Am 11. März 2026 begann um 18 Uhr unsere wohl schnellste Mitgliederversammlung seit Bestehen des Vereins.
Der Vorstand, Torsten Widmann, begrüßte 22 Mitglieder und gab einen Rückblick auf das vergangene Jahr. Er lobte nochmals die sehr aktiven Mitglieder, die sich in den verschiedenen Themen engagiert eingebracht haben.
Anschließend berichtete Vorstandsmitglied Eberhard Gutmann über die monatlichen Treffen der Gruppe Ortsgeschichte. In kleineren Arbeitsgruppen werden dort zahlreiche Einzelthemen bearbeitet und weiter erforscht. Es folgte ein kurzer Bericht der Bodendenkmalgruppe. Hier nahm vor allem das Projekt „Grenzsteingarten“ einen großen Teil der Arbeit des vergangenen Jahres in Anspruch.
Nachdem Kassier Philipp Göhner eingetroffen war, stellte er den positiven Kassenabschluss vor. Die Kassenprüferin Brigitte Hoffmann bescheinigte eine exzellent geführte Kasse und empfahl die Entlastung. Kerstin Pauls übernahm anschließend die Abstimmung zur Entlastung des gesamten Vorstands. Dieser wurde einstimmig entlastet.

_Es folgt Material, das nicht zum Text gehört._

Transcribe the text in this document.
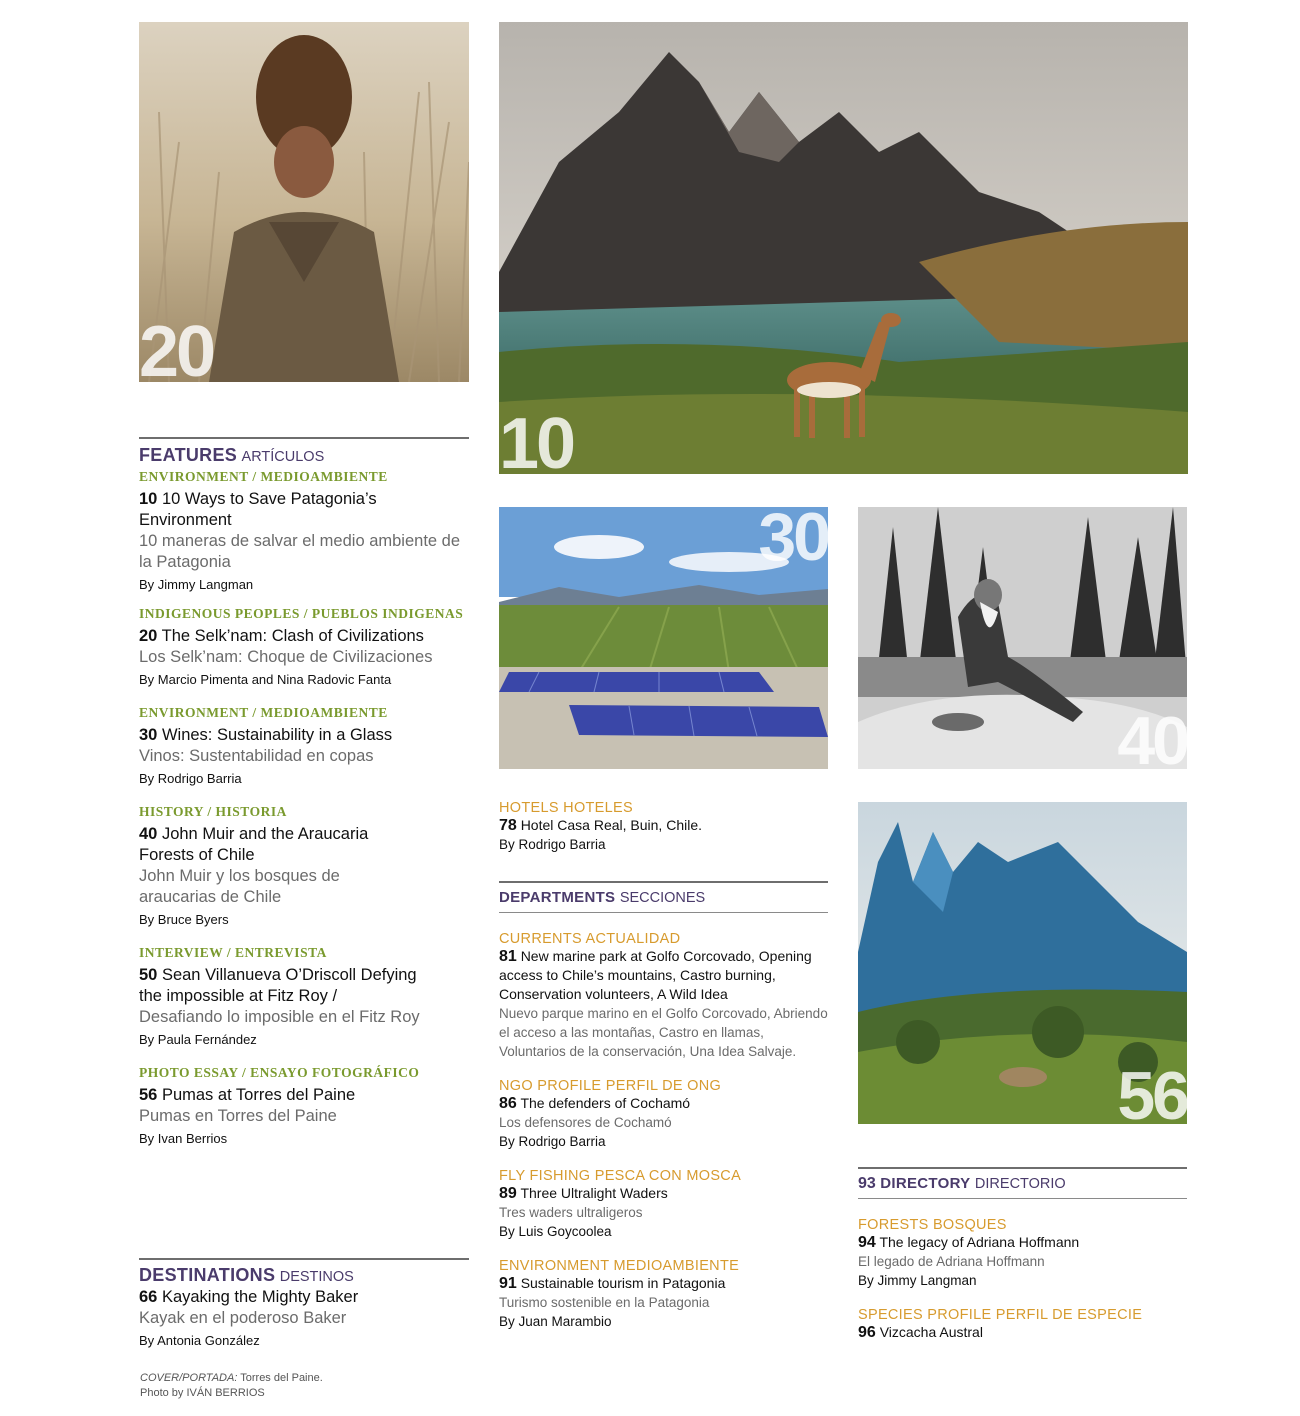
20
10
30
40
56
FEATURES ARTÍCULOS
ENVIRONMENT / MEDIOAMBIENTE
10 10 Ways to Save Patagonia’s Environment
10 maneras de salvar el medio ambiente de la Patagonia
By Jimmy Langman
INDIGENOUS PEOPLES / PUEBLOS INDIGENAS
20 The Selk’nam: Clash of Civilizations
Los Selk’nam: Choque de Civilizaciones
By Marcio Pimenta and Nina Radovic Fanta
ENVIRONMENT / MEDIOAMBIENTE
30 Wines: Sustainability in a Glass
Vinos: Sustentabilidad en copas
By Rodrigo Barria
HISTORY / HISTORIA
40 John Muir and the Araucaria Forests of Chile
John Muir y los bosques de araucarias de Chile
By Bruce Byers
INTERVIEW / ENTREVISTA
50 Sean Villanueva O’Driscoll Defying the impossible at Fitz Roy /
Desafiando lo imposible en el Fitz Roy
By Paula Fernández
PHOTO ESSAY / ENSAYO FOTOGRÁFICO
56 Pumas at Torres del Paine
Pumas en Torres del Paine
By Ivan Berrios
DESTINATIONS DESTINOS
66 Kayaking the Mighty Baker
Kayak en el poderoso Baker
By Antonia González
COVER/PORTADA: Torres del Paine.
Photo by IVÁN BERRIOS
HOTELS HOTELES
78 Hotel Casa Real, Buin, Chile.
By Rodrigo Barria
DEPARTMENTS SECCIONES
CURRENTS ACTUALIDAD
81 New marine park at Golfo Corcovado, Opening access to Chile’s mountains, Castro burning, Conservation volunteers, A Wild Idea
Nuevo parque marino en el Golfo Corcovado, Abriendo el acceso a las montañas, Castro en llamas, Voluntarios de la conservación, Una Idea Salvaje.
NGO PROFILE PERFIL DE ONG
86 The defenders of Cochamó
Los defensores de Cochamó
By Rodrigo Barria
FLY FISHING PESCA CON MOSCA
89 Three Ultralight Waders
Tres waders ultraligeros
By Luis Goycoolea
ENVIRONMENT MEDIOAMBIENTE
91 Sustainable tourism in Patagonia
Turismo sostenible en la Patagonia
By Juan Marambio
93 DIRECTORY DIRECTORIO
FORESTS BOSQUES
94 The legacy of Adriana Hoffmann
El legado de Adriana Hoffmann
By Jimmy Langman
SPECIES PROFILE PERFIL DE ESPECIE
96 Vizcacha Austral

Die Mitgliederversammlung wurde um 18.28 Uhr beendet – und die Feierlichkeiten zum 10-jährigen Jubiläum konnten beginnen.
Zehn Jahre Vereinsarbeit – ein Grund zum Feiern
Am 11.03.2016 wurde unser Verein gegründet, und heute gehört er – wie viele andere – selbstverständlich zum Gemeindeleben. Wir haben die wichtige Aufgabe, die Geschichten unserer Gemeinde zu bewahren und Kindern früh die Ortshistorie näherzubringen.
Zu den Jubiläumsfeierlichkeiten begrüßte Torsten Widmann insgesamt 37 Gäste und Mitglieder und gab einen kurzen Überblick über den Ablauf des Abends. Bürgermeister Riesch überbrachte als erster Gast die Glückwünsche der Gemeinde und würdigte die ehrenamtliche Arbeit der vergangenen zehn Jahre. Die Geschichte der Gemeinde werde durch das Engagement des Vereins lebendig gehalten und sei alles andere als verstaubt. Bürgermeister und Vorstand waren sich einig, dass uns die Arbeit nicht ausgehen wird. Wie Torsten Widmann treffend formulierte: „Die Geschichten unserer beiden Gemeinden liegen auf der Straße – aber es braucht jemanden, der sie aufhebt.“
Nachdem der Bürgermeister noch über einige Zukunftsthemen der Gemeinde berichtete – auch in Bezug auf das älteste Haus in Gärtringen – wurde das Büfett eröffnet. Während sich die Gäste stärkten, überbrachten Felicitas Schmitt und Katalin Puster die Glückwünsche des Landesdenkmalamts. Sie berichteten über die wertvolle Zusammenarbeit zwischen der Bodendenkmalgruppe und dem Amt. Fotos und Darstellungen rundeten die Informationen ab.
Auch die Beschilderung der heutigen „Zeitsprungrunde“ lieferte für das Amt neue Erkenntnisse. Die ursprünglich einmalig gedachte Übernahme einer Station bei der Gärtringer-Westweg-Führung entwickelte sich zu einer gern übernommenen, dauerhaften Zusammenarbeit.
Erinnerungen an die Anfänge einer interessierten Gruppe, an die Vereinsgründung und an die Highlights der vergangenen zehn Jahre ließ Herr Widmann anschließend lebendig werden. Viele der Gäste waren bereits seit dem ersten Treffen dabei.
Ein besonderer Moment war die „Uraufführung“ des Gärtringer- und Rohrauer Lieds mit Hans-Dieter Weber und dem spontan gebildeten Chor der Anwesenden. Anschließend wurden die Gründungsmitglieder des Vereins geehrt und mit kleinen Geschenken bedacht. Zum Abschluss zeigte Helmut Schmidt einen Film über die Gründung des Vereins sowie über einige besondere Momente der vergangenen Jahre und rundete damit den gelungenen Abend ab.